Roundness part test with digital microscope, need circle with pass and fail

I’m trying to make a testing conveyor for my job to make things easier. I’ve already got the design and conveyors figured out but i need to figure out how to get the modified webcam (digital microscope) to test with a pass and fail for the roundness of the ends of these parts. the camera will look at the part from above and I want the screen to display the image of the part with a circle. if the part matches up and is round to fill the shape, then i want the pass signal to move the flipper to the left so when the conveyor moves forward and drops the part it will go into the pass box. if the part is not fully round i want the circle to turn red and then move the flipper the other way so that when the conveyor moves the next part into place it will drop the failed part into the fail box.

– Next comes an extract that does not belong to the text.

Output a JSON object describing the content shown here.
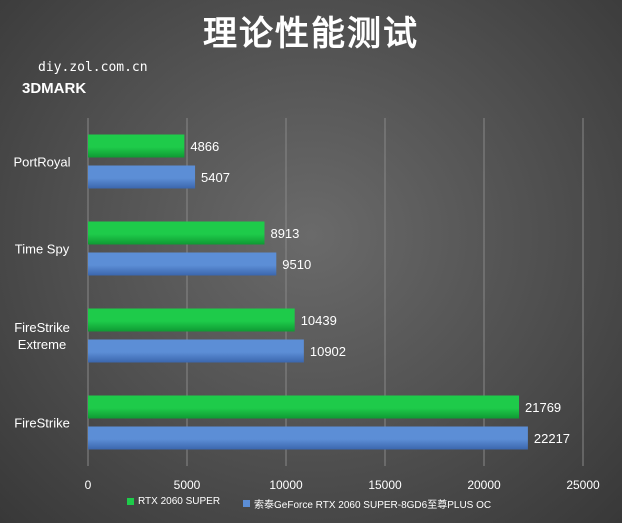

If I were doing this, my starting point would be:

  1. calibrate the camera intrinsics. The primary reason for this is to model the optical distortion (which I presume is a factor since you are using a webcam)
  2. Calibrate the extrinsics of the camera with respect to the plane that the objects will be in. This is necessary because, in general, the projection of a circle is an ellipse, so you need to be able to account for this.
  3. correct for the radial distortion and perspective distortion using the calibration results from 1 and 2. There is more than one way to do this, but I would use cv::initUndistortRectifyMap with the perspective transform included, and cv::undistort to apply the undistortion all at once.
  4. image processing / blob detection / filtering as needed + cv::fitEllipse
  5. pass/fail based on ellipse

You could take some shortcuts - for example if your lens doesn’t have radial distortion, you might be tempted to skip step 1, but it probably does, and you could end up causing yourself more problems. Similarly if your camera is pointed perpendicular to the object plane, you might be tempted to skip step 2, but again you could be creating problems for yourself if the camera (optical axis) isn’t perpendicular to the object plane.